Es gibt weitere Risiken. So können die Überführung der Aufgaben aus der Heimaufsicht und des Wohnungswesens auf die Länder zu einem erhöhten Personalbedarf führen. Der Zuschuss für den Neubau und die Erweiterungen von Universitäten von derzeit 700 Millionen € jährlich wird gekürzt und langfristig ganz heruntergefahren. Die Auswirkungen EU-rechtlicher Bestimmungen bleiben undurchsichtig.

Bildlich gesprochen kommt es mir manchmal so vor, als würden wir eine Schiffsreise buchen, bei der wir nicht genau wissen, was die Reise kostet und wo das genaue Reiseziel liegt, auch wenn, wie gesagt, die Richtung stimmt. Nicht jeder angekündigte Zwischenstopp dieser Reise erscheint lohnenswert. Das Kultur- und Sportprogramm an Bord bleibt uns überlassen und wir hoffen, dass alle Schiffe dieser Linie das Ziel erreichen und niemand wegen Treibstoffmangels auf der Strecke bleibt.

Wir unterstützen deshalb mit Nachdruck die Landesregierung bei allen Punkten, die Risiken für unser Land beinhalten, Nachbesserungen zu erwirken. Wir sind uns allerdings auch der Situation bewusst, dass dies kein leichtes Unterfangen ist. Wie eingangs geschildert, ist das Gesamtpaket einmütig gebilligt worden.

Deswegen, meine sehr verehrten Damen und Herren - das möchte ich zum Beitrag des Kollegen Kubicki noch einmal sagen -, sollten wir die positive Signalwirkung, Herr Kubicki, der Föderalismusreform auch nicht zerreden - bei allen Gefahren, über die wir uns im Kern, glaube ich, sogar einig sind.

(Beifall bei CDU und FDP)

(Dr.
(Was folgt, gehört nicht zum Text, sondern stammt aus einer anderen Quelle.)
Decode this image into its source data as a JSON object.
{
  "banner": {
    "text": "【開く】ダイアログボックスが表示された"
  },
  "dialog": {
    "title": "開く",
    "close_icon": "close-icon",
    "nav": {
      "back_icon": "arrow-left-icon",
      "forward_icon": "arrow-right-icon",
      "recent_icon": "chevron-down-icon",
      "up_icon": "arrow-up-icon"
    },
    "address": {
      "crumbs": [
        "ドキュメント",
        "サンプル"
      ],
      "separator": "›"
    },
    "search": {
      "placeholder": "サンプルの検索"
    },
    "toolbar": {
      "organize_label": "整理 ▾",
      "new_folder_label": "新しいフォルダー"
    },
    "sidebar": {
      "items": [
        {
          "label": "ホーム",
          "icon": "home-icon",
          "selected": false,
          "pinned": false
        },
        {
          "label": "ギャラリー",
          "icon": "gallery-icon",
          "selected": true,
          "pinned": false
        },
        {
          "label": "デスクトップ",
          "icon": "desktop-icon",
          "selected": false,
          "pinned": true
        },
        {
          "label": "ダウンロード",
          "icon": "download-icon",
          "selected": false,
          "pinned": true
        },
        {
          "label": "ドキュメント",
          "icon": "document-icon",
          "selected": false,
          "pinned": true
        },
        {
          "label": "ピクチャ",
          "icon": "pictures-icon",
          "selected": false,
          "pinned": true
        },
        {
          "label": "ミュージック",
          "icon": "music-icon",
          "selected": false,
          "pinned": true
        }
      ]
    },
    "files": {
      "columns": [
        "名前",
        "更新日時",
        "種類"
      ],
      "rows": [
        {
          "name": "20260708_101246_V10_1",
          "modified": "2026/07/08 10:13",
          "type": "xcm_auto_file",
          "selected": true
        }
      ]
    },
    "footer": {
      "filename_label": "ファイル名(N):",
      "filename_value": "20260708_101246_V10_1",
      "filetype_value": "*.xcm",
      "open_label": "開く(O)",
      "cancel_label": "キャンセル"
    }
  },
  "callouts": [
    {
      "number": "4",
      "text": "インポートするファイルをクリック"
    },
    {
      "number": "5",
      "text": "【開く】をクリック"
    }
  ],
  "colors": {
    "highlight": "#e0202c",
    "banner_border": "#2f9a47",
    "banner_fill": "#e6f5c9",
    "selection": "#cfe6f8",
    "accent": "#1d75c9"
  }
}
Johann Wadephul)

Wir neigen in Deutschland manchmal dazu, alle Ansätze einer Neugestaltung zu demontieren und durch Klagen und Jammern für den unbeteiligten Betrachter ein Bild des Grauens zu erzeugen. Dabei wissen wir doch genau, wie schwierig die Abgrenzungsprozesse zwischen 16 sehr unterschiedlichen Bundesländern auf der einen und dem Bund auf der anderen Seite bei der Neujustierung der Gesetzgebung sind. Es müssen Kompromisse eingegangen werden. Das bedeutet natürlich auch, dass nicht alles so werden kann, wie ich es mir oder wie wir es uns im Idealfall für Schleswig-Holstein vorstellen. Deshalb sollten wir diesen Einigungsprozess insgesamt nicht herunterreden. Er zeigt uns nämlich, dass die großen politischen Kräfte die ihnen auferlegte Verantwortung wahrnehmen, dass wieder gestaltet wird und dass in unserem Land nicht blockiert wird. Wir gehen die Probleme an. Wir wollen mit Änderungen das Land von Fesseln befreien. Dabei wissen wir, es können auch Fehler passieren. Aber es gilt auch der Satz: Nur wer nicht handelt, macht keine Fehler.
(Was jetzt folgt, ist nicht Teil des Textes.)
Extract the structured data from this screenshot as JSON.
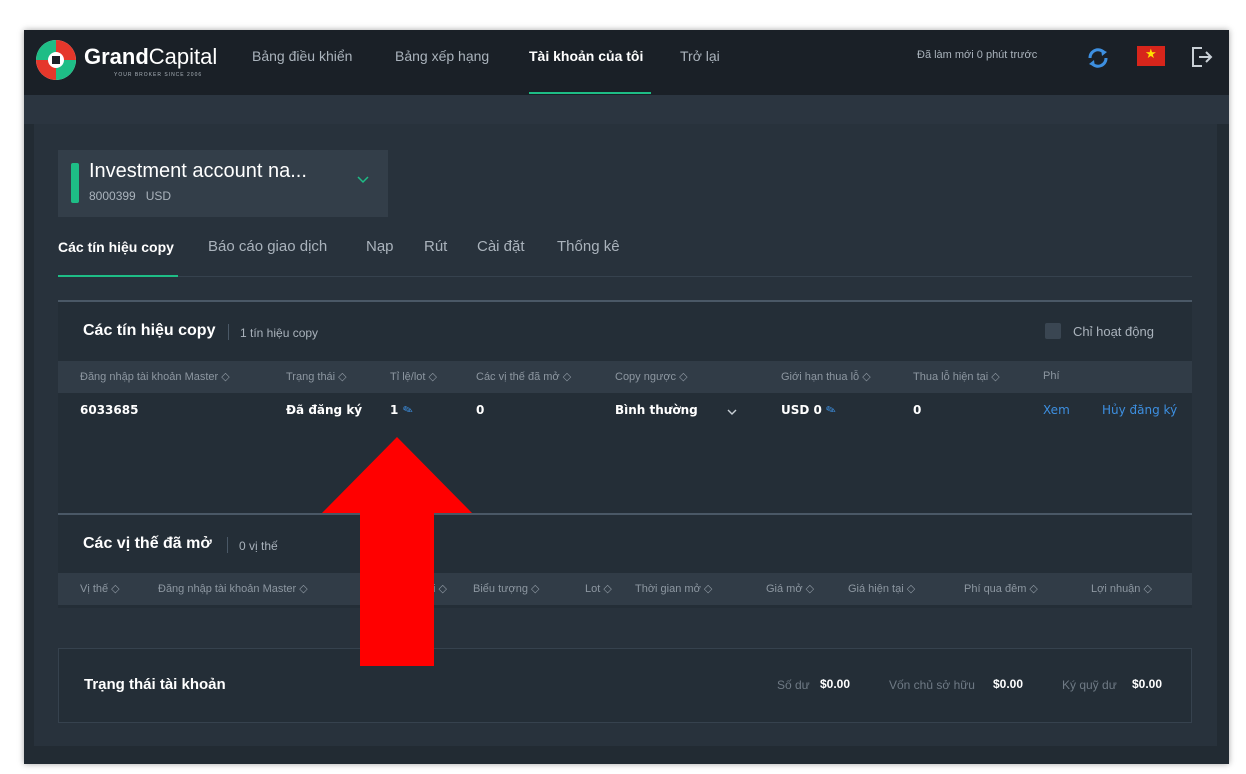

Deswegen lassen Sie uns gemeinsam die Spielräume nutzen, die uns eröffnet werden. Die Kompetenzverlagerung des Ladenschlussrechtes und des Gaststättenrechtes auf die Länder sind für uns als Tourismusland zum Beispiel von großem Vorteil. Hier können wir flexible Regelungen für Schleswig-Holstein erwirken.

(Beifall bei der CDU)

Weitere Kompetenzen wie das Notariatsrecht, die Flurbereinigung, der landwirtschaftliche Grundstücksverkehr, die Behandlung des Sport- und Freizeit- und des so genannten Soziallärms sowie das Versammlungsrecht werden in ihrer rechtlichen Gestaltung alleine von den Ländern gestaltet werden können.

Wollten wir nicht auch immer mehr individuelle Gestaltungsspielräume in der Bildungspolitik? Jetzt bekommen wir sie. Lassen Sie uns diese mutig ausgestalten. Es ist eine besondere Herausforderung für die Länder, diese Gestaltungsspielräume zu nutzen. Beklagen wir uns also nicht über das Gewünschte, sondern machen wir uns daran, mit anderen Ländern weitere Standards zu entwickeln, damit Schulabschlüsse in Deutschland auch in Zukunft vergleichbar sind. Ein Schulabschluss in Flensburg muss mit dem in Görlitz oder Freiburg vergleichbar bleiben. Hierin müssen wir die KMK mit ihrer neuen Präsidentin Ute Erdsiek-Rave unterstützen. Hier ist sie gefordert. Trauen wir uns und trauen wir diesen Institutionen wieder einmal mehr zu.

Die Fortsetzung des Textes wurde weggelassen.